Silva, o assassino, executou seu plano no começo da noite de uma terça-feira. Matou a mulher Helena Augusta, usando um de seus instrumentos de trabalho, um bisturi, com o qual perfurou uma veia do pescoço de Helena. Após golpeá-la, foi para seu quarto e deixou a esposa sangrando em um dos aposentos da casa onde moravam. Helena foi socorrida pela escrava e confidente Esperidiana, mas não resistiu ao ferimento. Seguro de sua absolvição, o médico se apresentou às autoridades policiais e confessou o assassinato, argumentando defesa da honra, prática comum naqueles idos de 1860. “O Império passava por uma epidemia de crimes passionais, cometidos por homens que tentavam lavar a honra com sangue”, atesta Lucchesi.

O crime cometido por Silva foi amplamente divulgado pela imprensa e repercutiu em toda a sociedade. Na época, Machado de Assis trabalhava no jornal Diário do Rio de Janeiro e, provavelmente, tomou conhecimento do fato, como revela Lucchesi: “Machado era jornalista do Diário, e não estava nada satisfeito com o seu emprego – que pagava mal e não o deixava escrever seus livros. Na redação, ele fazia um pouco de tudo, inclusive escrevia obituários, e deve ter tomado conhecimento desse crime”.

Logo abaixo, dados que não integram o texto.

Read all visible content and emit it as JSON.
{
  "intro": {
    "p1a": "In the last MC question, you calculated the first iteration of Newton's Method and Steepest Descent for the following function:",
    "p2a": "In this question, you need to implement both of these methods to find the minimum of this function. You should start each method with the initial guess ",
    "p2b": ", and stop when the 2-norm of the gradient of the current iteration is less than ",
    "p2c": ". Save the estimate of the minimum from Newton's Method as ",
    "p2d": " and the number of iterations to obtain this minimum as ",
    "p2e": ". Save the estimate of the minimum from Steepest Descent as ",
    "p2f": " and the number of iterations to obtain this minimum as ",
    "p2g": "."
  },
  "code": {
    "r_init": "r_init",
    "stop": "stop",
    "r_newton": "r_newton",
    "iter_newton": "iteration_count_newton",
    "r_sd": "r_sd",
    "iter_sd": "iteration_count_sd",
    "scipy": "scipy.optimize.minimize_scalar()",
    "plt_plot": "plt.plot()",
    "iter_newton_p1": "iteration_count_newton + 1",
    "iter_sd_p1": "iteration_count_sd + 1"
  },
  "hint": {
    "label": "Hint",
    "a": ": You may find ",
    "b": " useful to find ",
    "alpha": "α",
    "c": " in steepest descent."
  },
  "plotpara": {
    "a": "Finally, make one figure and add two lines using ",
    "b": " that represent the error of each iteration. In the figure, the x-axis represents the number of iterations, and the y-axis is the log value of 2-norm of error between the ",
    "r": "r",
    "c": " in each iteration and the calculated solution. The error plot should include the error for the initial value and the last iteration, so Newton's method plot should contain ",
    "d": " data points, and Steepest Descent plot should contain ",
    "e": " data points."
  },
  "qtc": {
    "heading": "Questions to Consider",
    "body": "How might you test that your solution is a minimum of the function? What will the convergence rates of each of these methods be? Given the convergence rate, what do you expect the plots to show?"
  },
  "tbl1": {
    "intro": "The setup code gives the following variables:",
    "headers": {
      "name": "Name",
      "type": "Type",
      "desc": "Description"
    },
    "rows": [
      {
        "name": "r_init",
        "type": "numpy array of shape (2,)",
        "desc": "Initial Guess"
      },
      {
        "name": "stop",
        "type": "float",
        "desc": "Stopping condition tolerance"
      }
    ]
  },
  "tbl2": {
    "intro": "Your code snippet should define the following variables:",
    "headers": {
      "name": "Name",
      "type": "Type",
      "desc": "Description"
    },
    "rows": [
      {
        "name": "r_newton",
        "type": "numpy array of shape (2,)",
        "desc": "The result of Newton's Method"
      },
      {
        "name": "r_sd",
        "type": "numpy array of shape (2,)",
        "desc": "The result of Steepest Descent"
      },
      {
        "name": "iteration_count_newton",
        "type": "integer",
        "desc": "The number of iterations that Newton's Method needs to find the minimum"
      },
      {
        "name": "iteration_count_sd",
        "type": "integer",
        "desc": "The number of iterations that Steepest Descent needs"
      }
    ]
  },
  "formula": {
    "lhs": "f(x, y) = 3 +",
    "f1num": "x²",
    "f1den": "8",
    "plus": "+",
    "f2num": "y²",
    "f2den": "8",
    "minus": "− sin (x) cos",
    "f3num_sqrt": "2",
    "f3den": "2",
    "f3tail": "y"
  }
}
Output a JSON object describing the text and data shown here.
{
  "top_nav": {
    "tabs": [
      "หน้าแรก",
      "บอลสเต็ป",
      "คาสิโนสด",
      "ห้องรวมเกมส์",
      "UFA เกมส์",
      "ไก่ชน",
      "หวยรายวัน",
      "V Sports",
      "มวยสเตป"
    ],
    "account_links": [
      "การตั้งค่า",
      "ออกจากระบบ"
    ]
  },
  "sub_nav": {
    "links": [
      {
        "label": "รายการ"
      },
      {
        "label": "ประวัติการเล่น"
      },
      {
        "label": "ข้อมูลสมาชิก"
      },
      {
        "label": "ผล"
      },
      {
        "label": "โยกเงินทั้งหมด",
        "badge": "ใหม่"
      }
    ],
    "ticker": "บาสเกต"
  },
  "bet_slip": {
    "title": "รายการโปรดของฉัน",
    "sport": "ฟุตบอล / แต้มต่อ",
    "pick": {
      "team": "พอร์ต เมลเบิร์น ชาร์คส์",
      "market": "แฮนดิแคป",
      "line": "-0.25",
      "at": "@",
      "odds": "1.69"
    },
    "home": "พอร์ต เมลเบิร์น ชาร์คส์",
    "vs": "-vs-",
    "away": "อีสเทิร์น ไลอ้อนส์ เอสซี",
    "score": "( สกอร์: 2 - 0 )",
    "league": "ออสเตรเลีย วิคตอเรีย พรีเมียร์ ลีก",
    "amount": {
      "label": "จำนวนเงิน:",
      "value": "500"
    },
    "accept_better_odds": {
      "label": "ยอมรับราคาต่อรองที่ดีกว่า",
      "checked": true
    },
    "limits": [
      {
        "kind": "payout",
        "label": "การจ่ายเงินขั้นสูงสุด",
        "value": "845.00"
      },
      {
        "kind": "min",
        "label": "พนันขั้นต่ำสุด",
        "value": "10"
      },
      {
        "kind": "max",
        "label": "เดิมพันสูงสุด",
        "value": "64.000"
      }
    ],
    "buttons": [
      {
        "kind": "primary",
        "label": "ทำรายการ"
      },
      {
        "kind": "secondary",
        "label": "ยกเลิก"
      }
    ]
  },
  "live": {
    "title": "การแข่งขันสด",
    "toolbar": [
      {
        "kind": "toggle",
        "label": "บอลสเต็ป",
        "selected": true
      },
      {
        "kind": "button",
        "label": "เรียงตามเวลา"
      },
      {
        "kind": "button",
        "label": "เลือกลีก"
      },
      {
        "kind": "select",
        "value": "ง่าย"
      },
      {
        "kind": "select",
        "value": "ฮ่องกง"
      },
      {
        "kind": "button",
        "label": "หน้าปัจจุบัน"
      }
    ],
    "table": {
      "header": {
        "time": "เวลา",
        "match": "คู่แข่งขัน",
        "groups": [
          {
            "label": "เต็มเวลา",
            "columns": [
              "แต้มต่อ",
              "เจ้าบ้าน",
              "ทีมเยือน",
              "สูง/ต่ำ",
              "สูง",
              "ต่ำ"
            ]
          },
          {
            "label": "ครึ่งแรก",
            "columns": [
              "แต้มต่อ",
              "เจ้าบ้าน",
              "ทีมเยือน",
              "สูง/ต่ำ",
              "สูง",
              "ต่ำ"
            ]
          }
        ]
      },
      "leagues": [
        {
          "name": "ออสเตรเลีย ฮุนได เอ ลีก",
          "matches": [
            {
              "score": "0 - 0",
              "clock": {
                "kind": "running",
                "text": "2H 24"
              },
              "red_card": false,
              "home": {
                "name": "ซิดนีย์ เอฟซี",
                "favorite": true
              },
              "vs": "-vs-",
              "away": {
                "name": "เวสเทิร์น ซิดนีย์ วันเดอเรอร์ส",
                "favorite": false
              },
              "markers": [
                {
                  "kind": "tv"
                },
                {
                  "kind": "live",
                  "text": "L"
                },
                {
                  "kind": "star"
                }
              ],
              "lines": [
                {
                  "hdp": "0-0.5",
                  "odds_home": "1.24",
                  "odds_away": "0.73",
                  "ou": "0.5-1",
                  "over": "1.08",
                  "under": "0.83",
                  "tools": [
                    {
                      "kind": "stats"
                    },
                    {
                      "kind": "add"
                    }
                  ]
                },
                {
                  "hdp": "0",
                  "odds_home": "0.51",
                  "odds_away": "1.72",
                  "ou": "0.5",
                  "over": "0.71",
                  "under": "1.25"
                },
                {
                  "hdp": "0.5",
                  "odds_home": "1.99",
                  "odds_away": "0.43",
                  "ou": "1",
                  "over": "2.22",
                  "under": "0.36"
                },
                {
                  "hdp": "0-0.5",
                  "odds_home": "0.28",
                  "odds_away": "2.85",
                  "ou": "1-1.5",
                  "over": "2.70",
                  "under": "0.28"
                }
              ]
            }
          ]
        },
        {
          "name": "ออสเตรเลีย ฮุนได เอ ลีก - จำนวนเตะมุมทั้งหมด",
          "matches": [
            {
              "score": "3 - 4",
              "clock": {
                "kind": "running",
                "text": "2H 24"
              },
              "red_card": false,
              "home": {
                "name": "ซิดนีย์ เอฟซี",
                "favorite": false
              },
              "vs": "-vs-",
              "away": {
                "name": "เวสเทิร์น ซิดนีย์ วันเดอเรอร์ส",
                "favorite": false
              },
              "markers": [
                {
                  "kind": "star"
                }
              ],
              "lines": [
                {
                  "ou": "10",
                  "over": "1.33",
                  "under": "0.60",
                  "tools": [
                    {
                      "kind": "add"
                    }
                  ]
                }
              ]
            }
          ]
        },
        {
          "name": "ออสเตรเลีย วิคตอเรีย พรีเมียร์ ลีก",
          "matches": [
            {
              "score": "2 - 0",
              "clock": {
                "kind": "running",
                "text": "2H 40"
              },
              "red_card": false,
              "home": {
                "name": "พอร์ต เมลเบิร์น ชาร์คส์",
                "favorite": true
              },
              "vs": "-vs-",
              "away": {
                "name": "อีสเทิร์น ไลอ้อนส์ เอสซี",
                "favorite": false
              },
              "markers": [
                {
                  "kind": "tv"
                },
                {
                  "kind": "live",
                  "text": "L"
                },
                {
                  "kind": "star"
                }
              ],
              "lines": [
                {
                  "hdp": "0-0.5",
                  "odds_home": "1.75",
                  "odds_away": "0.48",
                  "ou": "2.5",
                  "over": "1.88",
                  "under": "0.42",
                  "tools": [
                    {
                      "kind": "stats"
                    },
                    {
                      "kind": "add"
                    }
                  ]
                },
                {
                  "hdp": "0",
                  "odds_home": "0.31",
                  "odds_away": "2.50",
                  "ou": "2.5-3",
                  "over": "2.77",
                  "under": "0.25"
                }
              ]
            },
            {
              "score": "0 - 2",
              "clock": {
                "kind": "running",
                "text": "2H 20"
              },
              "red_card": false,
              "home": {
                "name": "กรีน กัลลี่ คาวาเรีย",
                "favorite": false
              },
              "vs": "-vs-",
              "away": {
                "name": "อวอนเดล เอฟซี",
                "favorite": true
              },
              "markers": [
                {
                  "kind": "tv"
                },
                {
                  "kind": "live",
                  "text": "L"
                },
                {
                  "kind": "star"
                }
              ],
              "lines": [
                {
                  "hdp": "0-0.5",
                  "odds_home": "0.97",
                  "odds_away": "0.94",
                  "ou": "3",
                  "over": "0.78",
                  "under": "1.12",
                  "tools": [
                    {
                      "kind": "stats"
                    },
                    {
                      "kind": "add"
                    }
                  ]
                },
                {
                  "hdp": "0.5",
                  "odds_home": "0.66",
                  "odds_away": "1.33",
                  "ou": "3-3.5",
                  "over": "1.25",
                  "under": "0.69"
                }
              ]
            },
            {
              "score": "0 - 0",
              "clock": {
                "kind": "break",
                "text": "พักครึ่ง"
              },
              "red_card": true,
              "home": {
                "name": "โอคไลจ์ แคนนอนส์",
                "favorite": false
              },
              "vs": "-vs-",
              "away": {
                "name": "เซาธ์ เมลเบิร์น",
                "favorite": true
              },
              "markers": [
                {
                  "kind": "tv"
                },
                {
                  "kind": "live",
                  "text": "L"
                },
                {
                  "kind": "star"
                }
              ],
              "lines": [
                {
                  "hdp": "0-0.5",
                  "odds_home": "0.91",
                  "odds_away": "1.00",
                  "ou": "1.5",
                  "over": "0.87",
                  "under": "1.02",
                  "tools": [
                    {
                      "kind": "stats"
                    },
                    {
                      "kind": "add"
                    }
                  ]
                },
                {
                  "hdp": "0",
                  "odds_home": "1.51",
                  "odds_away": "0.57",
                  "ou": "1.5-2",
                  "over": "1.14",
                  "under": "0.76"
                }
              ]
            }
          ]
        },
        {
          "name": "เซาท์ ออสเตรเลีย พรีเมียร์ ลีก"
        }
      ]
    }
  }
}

Assim como Bentinho em Dom Casmurro, Silva foi influenciado por insinuações de terceiros, no caso, os empregados e, principalmente, a escrava e confidente Esperidiana, a desconfiar da mulher. Helena é acusada de adultério por Silva no tribunal.

Fato e ficção que retratam a condição da mulher na sociedade patriarcal brasileira do final de século XIX. Um dos poucos casos desse período em que uma mulher não teve a vida ceifada foi o de Ana de Assis, esposa do escritor Euclides da Cunha, que morreu assassinado por Dilermando Assis, amante dela. Se Helena Augusta traiu ou não José Mariano da Silva, não há como saber.

Em O Dom do Crime, Lucchesi usa elementos desse crime real. O narrador do livro é um advogado, contemporâneo aos acontecimentos e desafeto de Machado de Assis, que escreve sobre o homicídio e deposita seus manuscritos no Instituto Histórico e Geográfico Brasileiro (IHGB) para que fossem abertos após a sua morte – era comum na época personalidades depositarem manuscritos na IHGB, como fez Visconde de Taunay.

Lucchesi justifica por que preferiu escrever uma obra ficcional a uma documental: “Um fato da realidade jamais esgota o universo literário”. O uso de recursos romanescos para recuperar uma história real lhe deu liberdade para indagar, mais que explicar o que de fato aconteceu. “A história nada mais é que um mar de Botafogos eternos onde muitos Escobares acabam se afogando”, conclui o autor, fazendo referência ao personagem Escobar, amigo de Bentinho e suposto amante de Capitu, em Dom Casmurro.